To add to my list of issues? Peeing on sticks obsessively and being absolutely thrilled and crushed on a 2 or 3 times daily basis as I watch lines appear and then evaporate.
Why do we torture ourselves with this craziness?? Admittedly, I'm worst than most. Because umm...it's cheap for me. I purchased 100 pregnancy tests for like ...$15 through the office. I know that will make a lot of you hate me ...but it's truly an awful thing. I'm thinking that I'm not pregnant - although temperature, OPK, and timing wise it's probably still too early to test. My breasts hurt and ache and feel soooo incredibly painful like they haven't in years. I've been slightly nauseated here and there but nothing I'd write home about. I do have a fairly persistent ache in my right lower quadrant which I'm diagnosing as cyst or endo or something and not entertaining the idea of ectopic. But anyway.

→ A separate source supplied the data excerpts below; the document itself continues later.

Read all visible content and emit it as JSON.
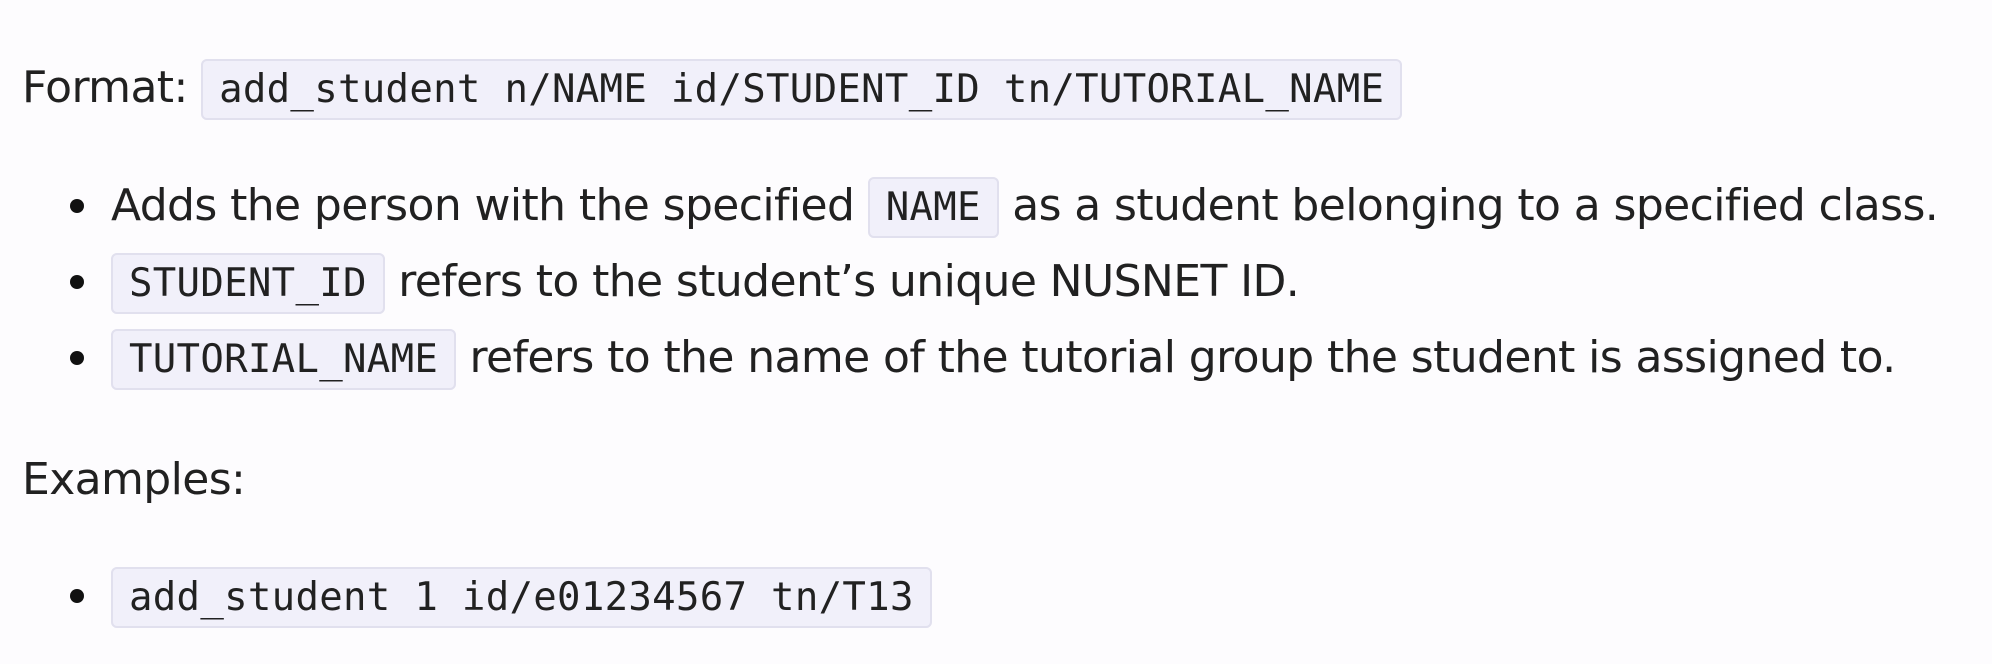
{
  "format": {
    "label": "Format:",
    "command": "add_student n/NAME id/STUDENT_ID tn/TUTORIAL_NAME"
  },
  "description": [
    {
      "pre": "Adds the person with the specified",
      "code": "NAME",
      "post": "as a student belonging to a specified class."
    },
    {
      "code": "STUDENT_ID",
      "post": "refers to the student’s unique NUSNET ID."
    },
    {
      "code": "TUTORIAL_NAME",
      "post": "refers to the name of the tutorial group the student is assigned to."
    }
  ],
  "examples": {
    "label": "Examples:",
    "items": [
      "add_student 1 id/e01234567 tn/T13"
    ]
  }
}
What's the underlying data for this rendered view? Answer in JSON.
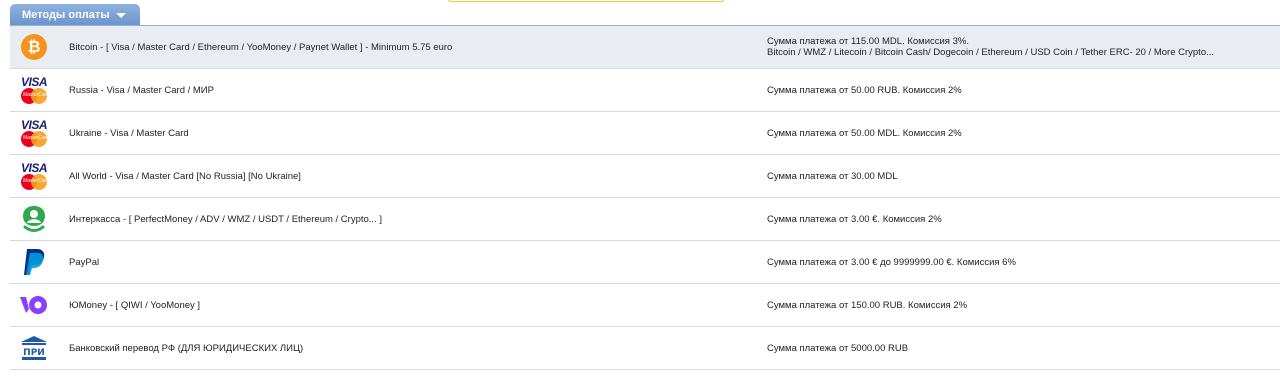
{
  "tab": {
    "label": "Методы оплаты",
    "accent": "#7ea4d8"
  },
  "payment_methods": [
    {
      "icon": "bitcoin-icon",
      "name": "Bitcoin - [ Visa / Master Card / Ethereum / YooMoney / Paynet Wallet ] - Minimum 5.75 euro",
      "info_line1": "Сумма платежа от 115.00 MDL. Комиссия 3%.",
      "info_line2": "Bitcoin / WMZ / Litecoin / Bitcoin Cash/ Dogecoin / Ethereum / USD Coin / Tether ERC- 20 / More Crypto..."
    },
    {
      "icon": "visa-mastercard-icon",
      "name": "Russia - Visa / Master Card / МИР",
      "info_line1": "Сумма платежа от 50.00 RUB. Комиссия 2%"
    },
    {
      "icon": "visa-mastercard-icon",
      "name": "Ukraine - Visa / Master Card",
      "info_line1": "Сумма платежа от 50.00 MDL. Комиссия 2%"
    },
    {
      "icon": "visa-mastercard-icon",
      "name": "All World - Visa / Master Card [No Russia] [No Ukraine]",
      "info_line1": "Сумма платежа от 30.00 MDL"
    },
    {
      "icon": "interkassa-icon",
      "name": "Интеркасса - [ PerfectMoney / ADV / WMZ / USDT / Ethereum / Crypto... ]",
      "info_line1": "Сумма платежа от 3.00 €. Комиссия 2%"
    },
    {
      "icon": "paypal-icon",
      "name": "PayPal",
      "info_line1": "Сумма платежа от 3.00 € до 9999999.00 €. Комиссия 6%"
    },
    {
      "icon": "yoomoney-icon",
      "name": "ЮMoney - [ QIWI / YooMoney ]",
      "info_line1": "Сумма платежа от 150.00 RUB. Комиссия 2%"
    },
    {
      "icon": "bank-transfer-icon",
      "name": "Банковский перевод РФ (ДЛЯ ЮРИДИЧЕСКИХ ЛИЦ)",
      "info_line1": "Сумма платежа от 5000.00 RUB"
    }
  ],
  "icon_text": {
    "bitcoin": "₿",
    "visa": "VISA",
    "mastercard": "MasterCard",
    "bank": "ПРИ"
  },
  "colors": {
    "bitcoin": "#f7931a",
    "visa": "#1a1f71",
    "interkassa": "#2fa84f",
    "paypal": "#003087",
    "yoomoney": "#8b3ffd",
    "bank": "#1e5aa8",
    "selected_row": "#e9edf2"
  }
}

I've literally tested for pregnancy 3 times a day for the last several days.
Because ..as stated earlier? I'm full on crazy people. But not if you're one of my patients. Then I'm totally sane. I swear. Totally. Sane.
I would laugh my ass off at a patient if they did this stuff because seriously ...how can I be that stupid and still have a fairly respectable job? I *know* how this crap works ..but I still test. And still feel soooooo incredibly amazing for the 30 seconds or so that the test looks like it might be positive. And then so incredibly sad and lost and hopeless when it's not. And then I repeat the process in 4 or 5 hours just for the fun of it.
I shouldn't officially test until Halloween. But obviously? I enjoy torture.